Dawn Aerospace Mk-II Aurora spaceplane completed five test flights.
Dawn Aerospace, a New Zealand-Dutch space transportation company, has conducted five flights of the company’s Mk-II Aurora suborbital spaceplane. The flights were to assess the airframe and avionics of the vehicle, and were conducted using surrogate jet engines.
The campaign was run from Glentanner Aerodrome in New Zealand’s South Island. Taxi testing commenced in early July and five flights occurred between the 28th and 30th of July, reaching altitudes of 3,400 feet.
Dawn is creating reusable and sustainable space technologies – suborbital and orbital rocket-powered planes – that operate much like a fleet of aircraft, taking off and landing horizontally at airports.
Mk-II is a suborbital plane designed to fly 100 km above the Earth, and aims to be the first vehicle to access space multiple times per day. The vehicle serves as a technology demonstrator for the two-stage-to-orbit-vehicle, the Mk-III. Mk-II will also be used to capture atmospheric data used for weather and climate modelling, and to conduct scientific research and technology demonstrations.

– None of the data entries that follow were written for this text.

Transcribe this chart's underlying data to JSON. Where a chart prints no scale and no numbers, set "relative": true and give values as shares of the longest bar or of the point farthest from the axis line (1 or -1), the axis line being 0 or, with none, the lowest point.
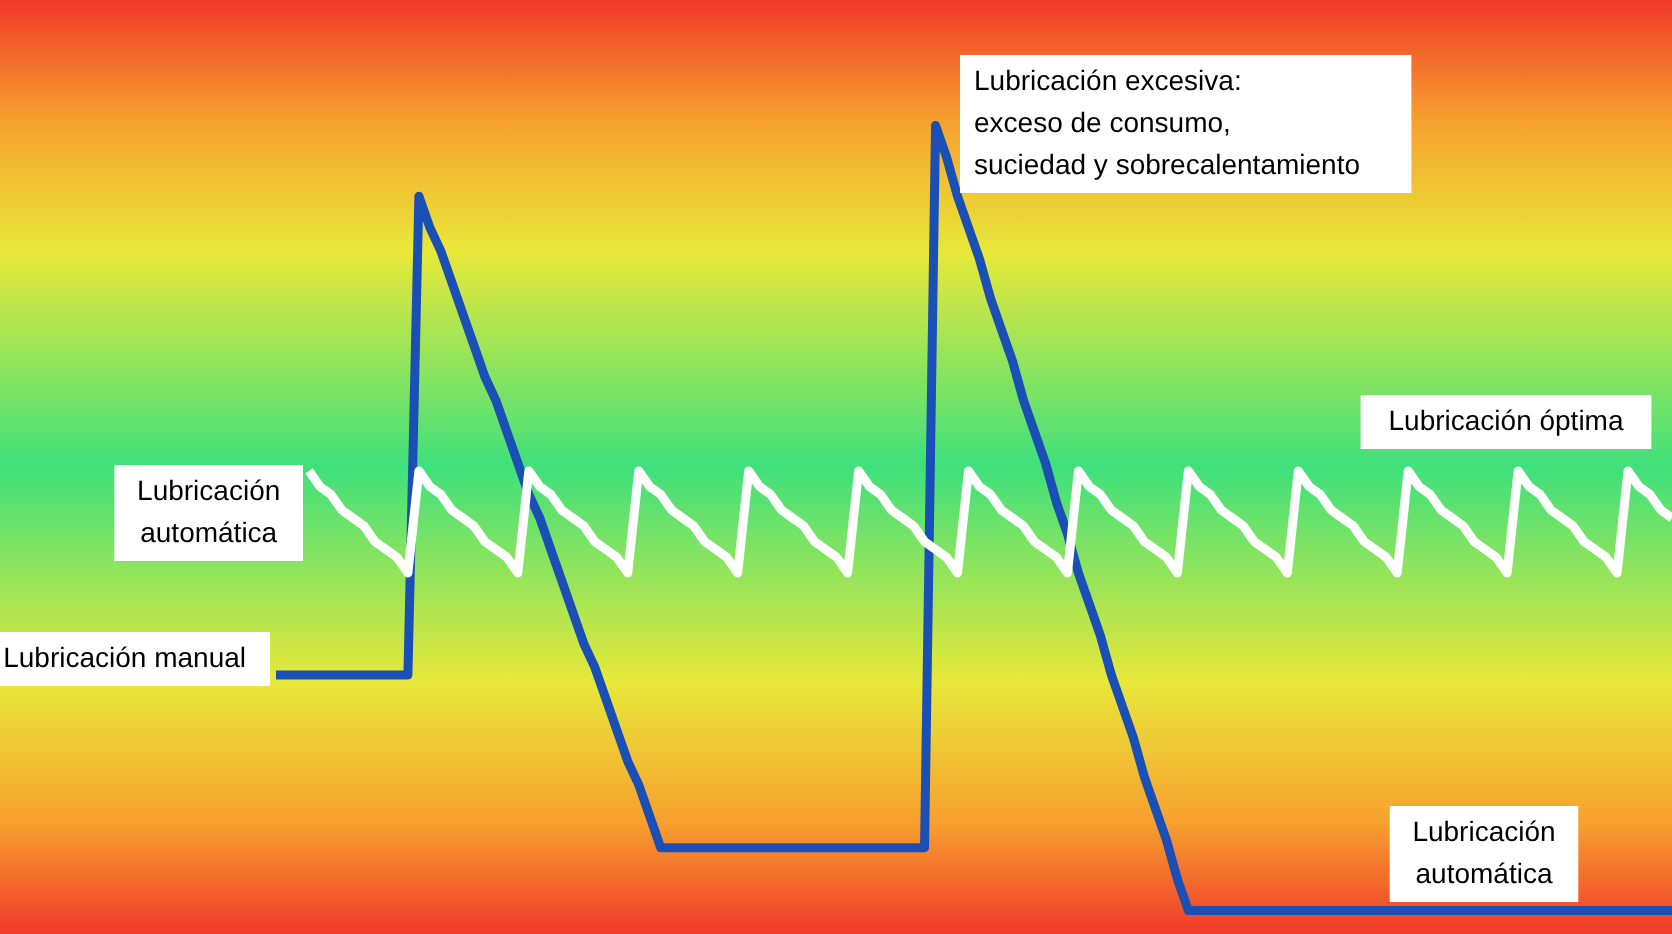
{
  "chart_data": {
    "type": "line",
    "relative": true,
    "categories": [
      null,
      null,
      null,
      null,
      null,
      null,
      null,
      null,
      null,
      null,
      null,
      null,
      null,
      null,
      null,
      null,
      null,
      null,
      null,
      null,
      null,
      null,
      null,
      null,
      null,
      null,
      null,
      null,
      null,
      null,
      null,
      null,
      null,
      null,
      null,
      null,
      null,
      null,
      null,
      null,
      null,
      null,
      null,
      null,
      null,
      null,
      null,
      null,
      null,
      null,
      null,
      null,
      null,
      null,
      null,
      null,
      null,
      null,
      null,
      null,
      null,
      null,
      null,
      null,
      null,
      null,
      null,
      null,
      null,
      null,
      null,
      null,
      null,
      null,
      null,
      null,
      null,
      null,
      null,
      null,
      null,
      null,
      null,
      null,
      null,
      null,
      null,
      null,
      null,
      null,
      null,
      null,
      null,
      null,
      null,
      null,
      null,
      null,
      null,
      null,
      null,
      null,
      null,
      null,
      null,
      null,
      null,
      null,
      null,
      null,
      null,
      null,
      null,
      null,
      null,
      null,
      null,
      null,
      null,
      null,
      null,
      null,
      null,
      null,
      null,
      null,
      null,
      null
    ],
    "series": [
      {
        "name": "Lubricación manual",
        "color": "#1a4fb5",
        "values": [
          0.3,
          0.3,
          0.3,
          0.3,
          0.3,
          0.3,
          0.3,
          0.3,
          0.3,
          0.3,
          0.3,
          0.3,
          0.3,
          0.91,
          0.87,
          0.84,
          0.8,
          0.76,
          0.72,
          0.68,
          0.65,
          0.61,
          0.57,
          0.53,
          0.5,
          0.46,
          0.42,
          0.38,
          0.34,
          0.31,
          0.27,
          0.23,
          0.19,
          0.16,
          0.12,
          0.08,
          0.08,
          0.08,
          0.08,
          0.08,
          0.08,
          0.08,
          0.08,
          0.08,
          0.08,
          0.08,
          0.08,
          0.08,
          0.08,
          0.08,
          0.08,
          0.08,
          0.08,
          0.08,
          0.08,
          0.08,
          0.08,
          0.08,
          0.08,
          0.08,
          1.0,
          0.96,
          0.91,
          0.87,
          0.83,
          0.78,
          0.74,
          0.7,
          0.65,
          0.61,
          0.57,
          0.52,
          0.48,
          0.43,
          0.39,
          0.35,
          0.3,
          0.26,
          0.22,
          0.17,
          0.13,
          0.09,
          0.04,
          0,
          0,
          0,
          0,
          0,
          0,
          0,
          0,
          0,
          0,
          0,
          0,
          0,
          0,
          0,
          0,
          0,
          0,
          0,
          0,
          0,
          0,
          0,
          0,
          0,
          0,
          0,
          0,
          0,
          0,
          0,
          0,
          0,
          0,
          0,
          0,
          0,
          0,
          0,
          0,
          0,
          0,
          0,
          0,
          0
        ]
      },
      {
        "name": "Lubricación\nautomática",
        "color": "#ffffff",
        "values": [
          null,
          null,
          null,
          0.56,
          0.54,
          0.53,
          0.51,
          0.5,
          0.49,
          0.47,
          0.46,
          0.45,
          0.43,
          0.56,
          0.54,
          0.53,
          0.51,
          0.5,
          0.49,
          0.47,
          0.46,
          0.45,
          0.43,
          0.56,
          0.54,
          0.53,
          0.51,
          0.5,
          0.49,
          0.47,
          0.46,
          0.45,
          0.43,
          0.56,
          0.54,
          0.53,
          0.51,
          0.5,
          0.49,
          0.47,
          0.46,
          0.45,
          0.43,
          0.56,
          0.54,
          0.53,
          0.51,
          0.5,
          0.49,
          0.47,
          0.46,
          0.45,
          0.43,
          0.56,
          0.54,
          0.53,
          0.51,
          0.5,
          0.49,
          0.47,
          0.46,
          0.45,
          0.43,
          0.56,
          0.54,
          0.53,
          0.51,
          0.5,
          0.49,
          0.47,
          0.46,
          0.45,
          0.43,
          0.56,
          0.54,
          0.53,
          0.51,
          0.5,
          0.49,
          0.47,
          0.46,
          0.45,
          0.43,
          0.56,
          0.54,
          0.53,
          0.51,
          0.5,
          0.49,
          0.47,
          0.46,
          0.45,
          0.43,
          0.56,
          0.54,
          0.53,
          0.51,
          0.5,
          0.49,
          0.47,
          0.46,
          0.45,
          0.43,
          0.56,
          0.54,
          0.53,
          0.51,
          0.5,
          0.49,
          0.47,
          0.46,
          0.45,
          0.43,
          0.56,
          0.54,
          0.53,
          0.51,
          0.5,
          0.49,
          0.47,
          0.46,
          0.45,
          0.43,
          0.56,
          0.54,
          0.53,
          0.51,
          0.5
        ]
      }
    ],
    "annotations": [
      "Lubricación excesiva:\nexceso de consumo,\nsuciedad y sobrecalentamiento",
      "Lubricación óptima",
      "Lubricación\nautomática"
    ]
  }
}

“Dawn is focussed on sustainable and scalable access to space and our Mk-II vehicle is entirely reusable,” said Stefan Powell, CEO. “The team have successfully captured extensive data enabling further R&D on the capability of Mk-II. I’m hugely proud of our engineering team for designing and building a vehicle that flies beautifully first time and just as predicted. We are delighted with the results and demonstrating rapid turnaround – we conducted five flights within three days, and two flights occurred within ninety minutes of each other.”